The proposed research funded by the American Literacy Council (ALC) involves tutoring elementary school-aged children in reading using a unique teaching tool. The ALC has invented a reading method that uses a phonetic spelling system (SoundSpel) to facilitate the learning of unfamiliar words in print. In this system, each word of text is rewritten beneath the original word using this phonetic system, which eliminates the ambiguity of vowel pronunciation and confusing consonants by rewriting the same sound in the same way no matter the original word. A computer program called Double Line has already been written to change text automatically to this regularized system. The goal of the proposed work is to improve reading skills by allowing the child (or even adult learner) to use the phonetic spelling whenever an unfamiliar word is encountered, while familiar words can be read as they were presented originally. This program could not only facilitate reading but also encourage an increase in the amount of reading. As the amount of reading increases, so will the number of exposures to previously difficult words, so that eventually the child should rely less and less on SoundSpell and should read mostly without its tutoring.
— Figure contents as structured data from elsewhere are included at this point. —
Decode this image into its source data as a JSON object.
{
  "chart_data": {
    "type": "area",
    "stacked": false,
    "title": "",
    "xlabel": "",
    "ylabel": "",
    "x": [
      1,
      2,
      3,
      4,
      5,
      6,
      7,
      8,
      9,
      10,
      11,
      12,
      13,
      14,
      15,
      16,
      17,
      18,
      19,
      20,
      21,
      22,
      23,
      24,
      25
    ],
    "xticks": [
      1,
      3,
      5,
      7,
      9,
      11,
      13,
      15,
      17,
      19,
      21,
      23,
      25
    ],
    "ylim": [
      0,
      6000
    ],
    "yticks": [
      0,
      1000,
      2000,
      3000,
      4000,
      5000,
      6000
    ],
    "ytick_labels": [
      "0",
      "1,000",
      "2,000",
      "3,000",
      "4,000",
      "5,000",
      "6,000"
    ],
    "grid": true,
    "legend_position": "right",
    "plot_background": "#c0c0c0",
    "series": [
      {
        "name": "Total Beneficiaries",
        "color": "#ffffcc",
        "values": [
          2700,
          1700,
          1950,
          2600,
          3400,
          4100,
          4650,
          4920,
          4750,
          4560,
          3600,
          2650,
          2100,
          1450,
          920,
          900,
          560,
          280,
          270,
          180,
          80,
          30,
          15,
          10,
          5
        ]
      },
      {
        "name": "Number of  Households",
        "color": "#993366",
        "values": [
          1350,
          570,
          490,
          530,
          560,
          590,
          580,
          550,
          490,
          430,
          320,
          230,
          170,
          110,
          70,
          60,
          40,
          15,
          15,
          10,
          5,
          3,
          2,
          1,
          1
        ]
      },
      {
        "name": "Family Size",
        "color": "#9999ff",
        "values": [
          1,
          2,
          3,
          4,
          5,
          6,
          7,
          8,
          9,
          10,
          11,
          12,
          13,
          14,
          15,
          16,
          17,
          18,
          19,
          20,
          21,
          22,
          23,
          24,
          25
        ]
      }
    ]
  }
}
Training for Efficient, Durable and Flexible Performance in the Military

Army Research Institute Contract DASW01-03-K-0002

October 1, 2002-September 30, 2007

University of Colorado

Principal Investigator: Alice F. Healy

Co-Principal Investigator: Lyle E. Bourne, Jr.

SCIENTIFIC OBJECTIVES:

The proposed research builds on our earlier studies of skill training, retention of trained skills after a long delay interval, and transfer of trained skills to novel situations. On the basis of that research we were able to develop a set of training principles that optimize the efficiency and durability of trained performance. But we have also discovered that conditions that lead to durability often, and perhaps always, lead to limited flexibility or adaptivity. In fact, in our most recent research, we have found that training has little or no benefit if there are discernable differences between the training and testing situations in the background or context, even if there are no changes made in the primary task requirements. The focus of this proposed project is, thus, to develop training procedures for knowledge and skill that will survive primary task or background changes and, thereby, produce flexible, as well as efficient and durable, performance in military tasks. The proposed experiments are divided into three major groups. Experiments in the first group are designed to understand how individuals can be trained to contend with an unpredictable flow of information often large in quantity, rapidly presented, and ambiguous. Experiments in the second group are aimed to identify training factors that promote adaptive and flexible performance in the field. The final group of experiments examines performance in dynamic and changing task environments. We conclude with an effort to create, still in the laboratory, a complex set of tasks similar to those encountered by a digitally proficient pilot operating a fully computerized cockpit, and not unlike those of the digitally proficient "land warrior" soldier of tomorrow. The major aim of this set of experiments is to determine the extent to which training principles, first established in a simpler laboratory task, generalize to performance under these more complicated conditions.